I first heard of Wick Ahrens after my siblings and I bought a shop in Duck North Carolina with its inventory, which included several of Wicks plaques. I remember immediately being drawn to them, their style and finish. We soon realized it was Wick’s ‘Whales in Vermont’ sign we passed as kids on our frequent snowboard trips to Ludlow VT. We developed a phone relationship as we continued to sell his whales, but never met in person. After 3 years I left North Carolina for New Jersey, to mentor under my father Lance, himself a bird carver for nearly 40 years. After 5 years of apprenticeship with my Dad, I moved on to familiar Vermont to set up my own shop, and continue my family’s woodcarving tradition. I was a mere 15 minutes from Wicks gallery in Weston. Learning I was a woodcarver, people would always ask if I knew Wick, the whale carver in Weston. I would explain our small connection, but never stopped to meet him, until the day I did. We talked as if we had known each other forever. We talked shop, tools, wood, paints, galleries, nature, politics, human nature and dogs Wick’s work and space inspired me. Wick inspired me. Wick shared with me how it was he had come to carve whales.

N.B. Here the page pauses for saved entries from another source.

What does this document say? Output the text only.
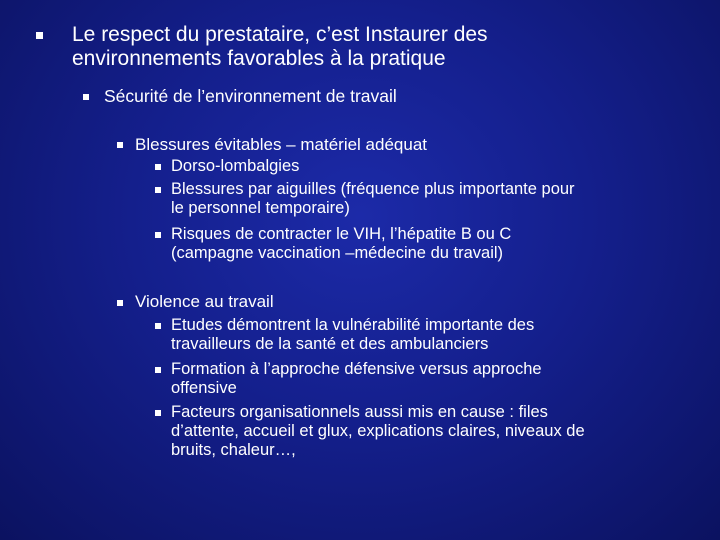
Le respect du prestataire, c’est Instaurer des
environnements favorables à la pratique
Sécurité de l’environnement de travail
Blessures évitables – matériel adéquat
Dorso-lombalgies
Blessures par aiguilles (fréquence plus importante pour
le personnel temporaire)
Risques de contracter le VIH, l’hépatite B ou C
(campagne vaccination –médecine du travail)
Violence au travail
Etudes démontrent la vulnérabilité importante des
travailleurs de la santé et des ambulanciers
Formation à l’approche défensive versus approche
offensive
Facteurs organisationnels aussi mis en cause : files
d’attente, accueil et glux, explications claires, niveaux de
bruits, chaleur…,
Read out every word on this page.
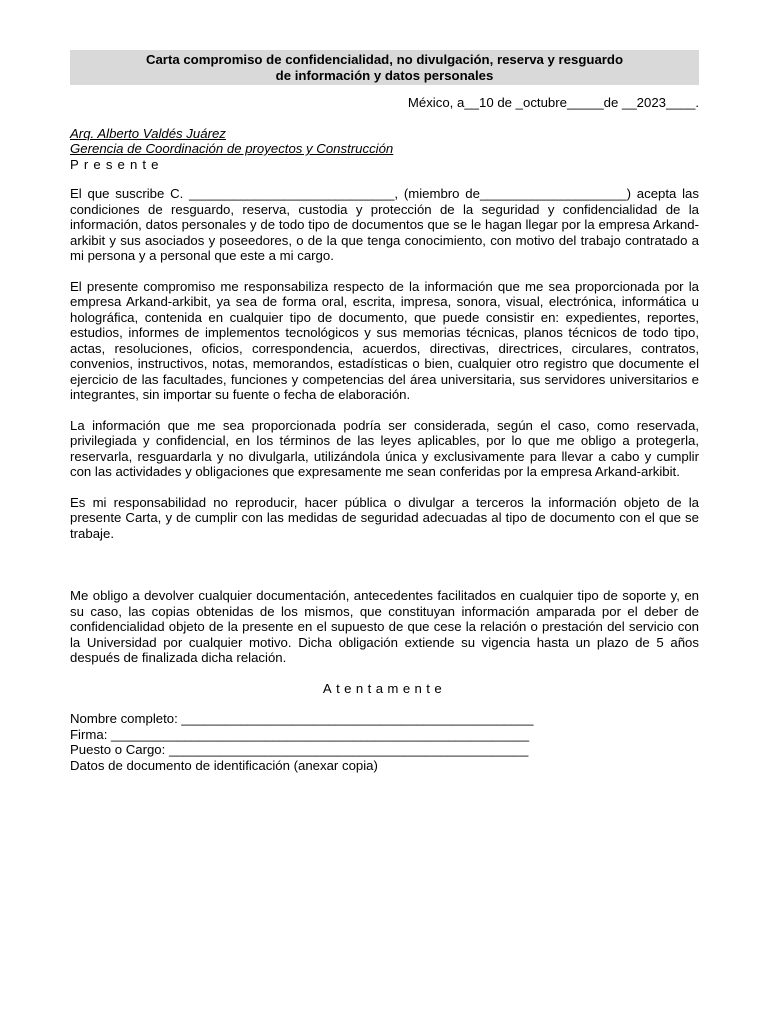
Carta compromiso de confidencialidad, no divulgación, reserva y resguardo
de información y datos personales
México, a__10 de _octubre_____de __2023____.
Arq. Alberto Valdés Juárez
Gerencia de Coordinación de proyectos y Construcción
Presente

El que suscribe C. ____________________________, (miembro de____________________) acepta las condiciones de resguardo, reserva, custodia y protección de la seguridad y confidencialidad de la información, datos personales y de todo tipo de documentos que se le hagan llegar por la empresa Arkand-arkibit y sus asociados y poseedores, o de la que tenga conocimiento, con motivo del trabajo contratado a mi persona y a personal que este a mi cargo.

El presente compromiso me responsabiliza respecto de la información que me sea proporcionada por la empresa Arkand-arkibit, ya sea de forma oral, escrita, impresa, sonora, visual, electrónica, informática u holográfica, contenida en cualquier tipo de documento, que puede consistir en: expedientes, reportes, estudios, informes de implementos tecnológicos y sus memorias técnicas, planos técnicos de todo tipo, actas, resoluciones, oficios, correspondencia, acuerdos, directivas, directrices, circulares, contratos, convenios, instructivos, notas, memorandos, estadísticas o bien, cualquier otro registro que documente el ejercicio de las facultades, funciones y competencias del área universitaria, sus servidores universitarios e integrantes, sin importar su fuente o fecha de elaboración.

La información que me sea proporcionada podría ser considerada, según el caso, como reservada, privilegiada y confidencial, en los términos de las leyes aplicables, por lo que me obligo a protegerla, reservarla, resguardarla y no divulgarla, utilizándola única y exclusivamente para llevar a cabo y cumplir con las actividades y obligaciones que expresamente me sean conferidas por la empresa Arkand-arkibit.

Es mi responsabilidad no reproducir, hacer pública o divulgar a terceros la información objeto de la presente Carta, y de cumplir con las medidas de seguridad adecuadas al tipo de documento con el que se trabaje.

Me obligo a devolver cualquier documentación, antecedentes facilitados en cualquier tipo de soporte y, en su caso, las copias obtenidas de los mismos, que constituyan información amparada por el deber de confidencialidad objeto de la presente en el supuesto de que cese la relación o prestación del servicio con la Universidad por cualquier motivo. Dicha obligación extiende su vigencia hasta un plazo de 5 años después de finalizada dicha relación.

Atentamente
Nombre completo: ________________________________________________
Firma: _________________________________________________________
Puesto o Cargo: _________________________________________________
Datos de documento de identificación (anexar copia)
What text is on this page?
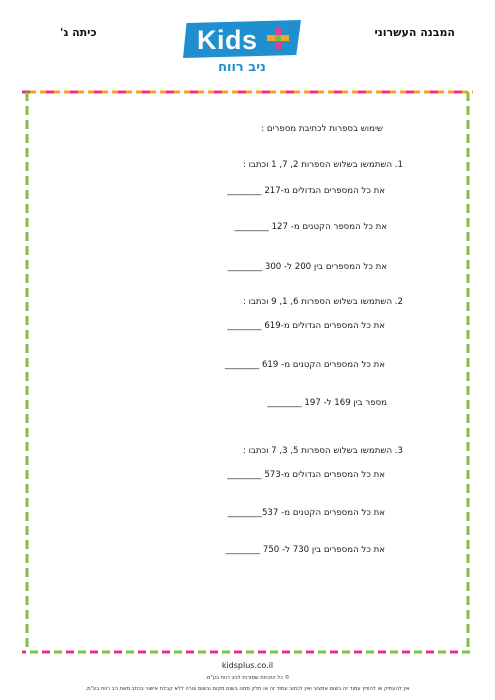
המבנה העשרוני
כיתה ג'	Kids
ניב רווח
שימוש בספרות לכתיבת מספרים :
1. השתמשו בשלוש הספרות 2, 7, 1 וכתבו :
את כל המספרים הגדולים מ-217 ________
את כל המספר הקטנים מ- 127 ________
את כל המספרים בין 200 ל- 300 ________
2. השתמשו בשלוש הספרות 6, 1, 9 וכתבו :
את כל המספרים הגדולים מ-619 ________
את כל המספרים הקטנים מ- 619 ________
מספר בין 169 ל- 197 ________
3. השתמשו בשלוש הספרות 5, 3, 7 וכתבו :
את כל המספרים הגדולים מ-573 ________
את כל המספרים הקטנים מ- 537________
את כל המספרים בין 730 ל- 750 ________
kidsplus.co.il
© כל הזכויות שמורות לניב רווח בע"מ.
אין להעתיק או להפיץ עמוד זה בשום אמצעי ואין לכתוב עמוד זה או חלק ממנו בשום מקום ובשום צורה ללא קבלת אישור בכתב מאת ניב רווח בע"מ.
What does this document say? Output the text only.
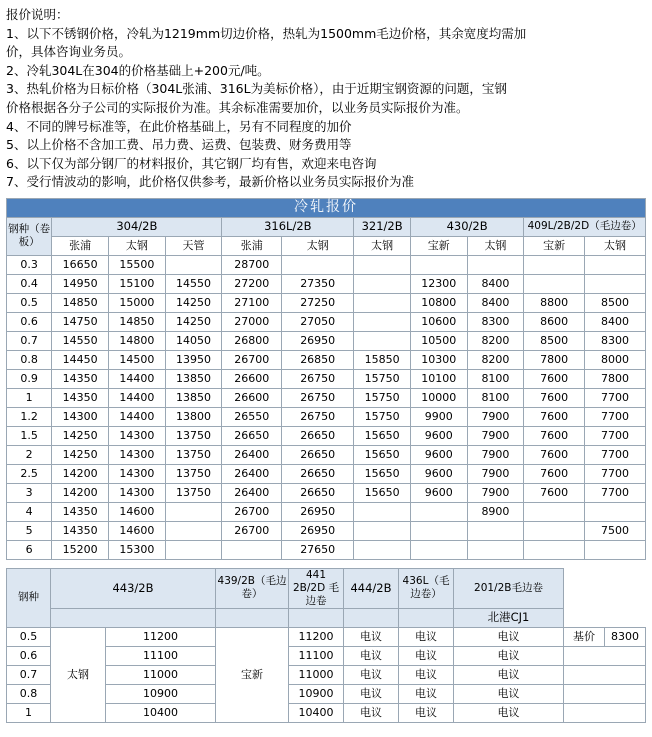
报价说明：
1、以下不锈钢价格，冷轧为1219mm切边价格，热轧为1500mm毛边价格，其余宽度均需加
价，具体咨询业务员。
2、冷轧304L在304的价格基础上+200元/吨。
3、热轧价格为日标价格（304L张浦、316L为美标价格），由于近期宝钢资源的问题，宝钢
价格根据各分子公司的实际报价为准。其余标准需要加价，以业务员实际报价为准。
4、不同的牌号标准等，在此价格基础上，另有不同程度的加价
5、以上价格不含加工费、吊力费、运费、包装费、财务费用等
6、以下仅为部分钢厂的材料报价，其它钢厂均有售，欢迎来电咨询
7、受行情波动的影响，此价格仅供参考，最新价格以业务员实际报价为准
冷轧报价										
钢种（卷板）	304/2B			316L/2B		321/2B	430/2B		409L/2B/2D（毛边卷）	
	张浦	太钢	天管	张浦	太钢	太钢	宝新	太钢	宝新	太钢
0.3	16650	15500		28700						
0.4	14950	15100	14550	27200	27350		12300	8400		
0.5	14850	15000	14250	27100	27250		10800	8400	8800	8500
0.6	14750	14850	14250	27000	27050		10600	8300	8600	8400
0.7	14550	14800	14050	26800	26950		10500	8200	8500	8300
0.8	14450	14500	13950	26700	26850	15850	10300	8200	7800	8000
0.9	14350	14400	13850	26600	26750	15750	10100	8100	7600	7800
1	14350	14400	13850	26600	26750	15750	10000	8100	7600	7700
1.2	14300	14400	13800	26550	26750	15750	9900	7900	7600	7700
1.5	14250	14300	13750	26650	26650	15650	9600	7900	7600	7700
2	14250	14300	13750	26400	26650	15650	9600	7900	7600	7700
2.5	14200	14300	13750	26400	26650	15650	9600	7900	7600	7700
3	14200	14300	13750	26400	26650	15650	9600	7900	7600	7700
4	14350	14600		26700	26950			8900		
5	14350	14600		26700	26950					7500
6	15200	15300			27650					
钢种	443/2B		439/2B（毛边卷）	441 2B/2D 毛边卷	444/2B	436L（毛边卷）	201/2B毛边卷		
							北港CJ1		
0.5	太钢	11200	宝新	11200	电议	电议	电议	基价	8300
0.6		11100		11100	电议	电议	电议		
0.7		11000		11000	电议	电议	电议		
0.8		10900		10900	电议	电议	电议		
1		10400		10400	电议	电议	电议		
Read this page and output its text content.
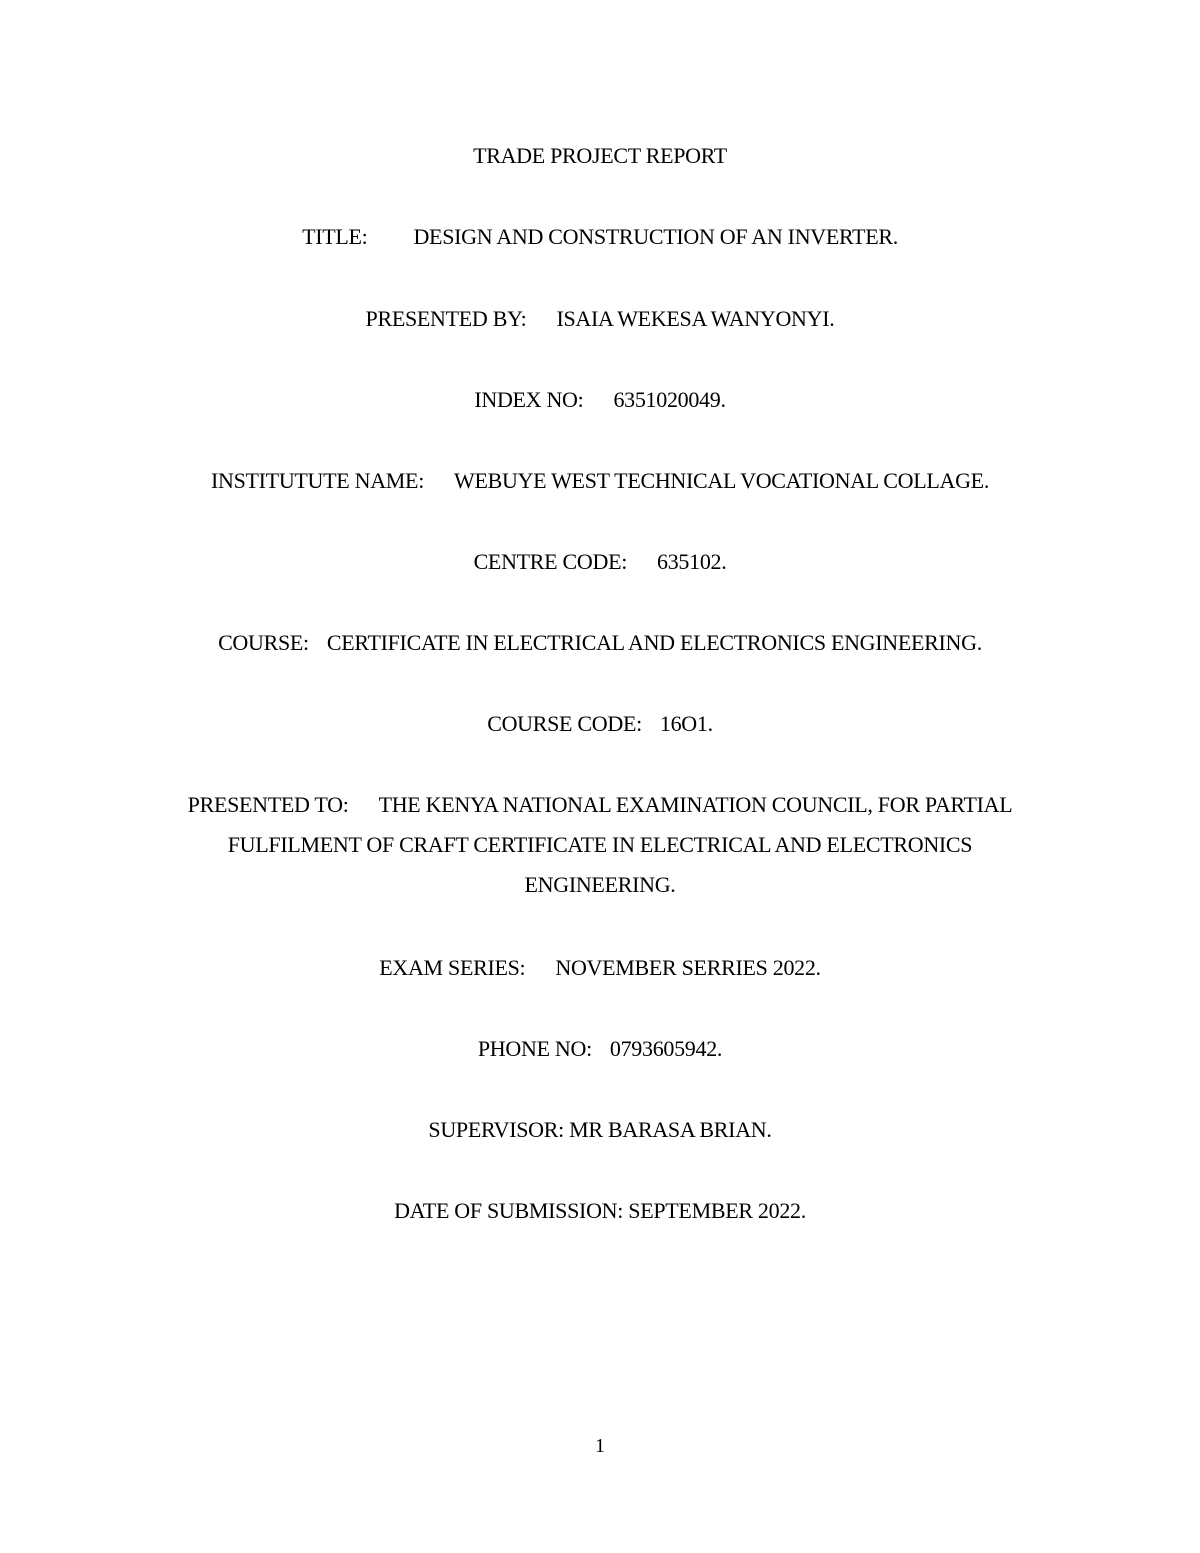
TRADE PROJECT REPORT
TITLE: DESIGN AND CONSTRUCTION OF AN INVERTER.
PRESENTED BY: ISAIA WEKESA WANYONYI.
INDEX NO: 6351020049.
INSTITUTUTE NAME: WEBUYE WEST TECHNICAL VOCATIONAL COLLAGE.
CENTRE CODE: 635102.
COURSE: CERTIFICATE IN ELECTRICAL AND ELECTRONICS ENGINEERING.
COURSE CODE: 16O1.
PRESENTED TO: THE KENYA NATIONAL EXAMINATION COUNCIL, FOR PARTIAL FULFILMENT OF CRAFT CERTIFICATE IN ELECTRICAL AND ELECTRONICS ENGINEERING.
EXAM SERIES: NOVEMBER SERRIES 2022.
PHONE NO: 0793605942.
SUPERVISOR: MR BARASA BRIAN.
DATE OF SUBMISSION: SEPTEMBER 2022.
1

In 2012, Wicks health began to suffer beyond the point he could comfortably keep up with his orders. He asked “the only person he could think of” to help him in his shop and fill his orders, me. Having been carving birds for 13 years, Wick appreciated my knowledge of wood and tools and my readiness to step up and help. I started carving with him 2- 3 days a week. Wick became my “northern Dad” and I became “the daughter he never had.” We worked together for 2 years, and he absolutely changed my life. I feel so blessed to have been able to spend shop time with him and learn from a master.
In 2014, when Wick’s health forced him to retire to the Gill Home in Ludlow VT he asked me if I would be interested in taking over his business and continue carving whales. It didn’t take me long to answer. I was honored. I adopted his dog, bought his business, and continue in his tradition. I work on the bench Clark passed on to Wick and it inspires me to grow without forgetting where I came from. I am humbled to be a part of such a rich carving history. Sadly, Wick left us on March 11, 2016. There is a piece of him in everything I make, and I treasure every second I spent with him. We love you Wickie!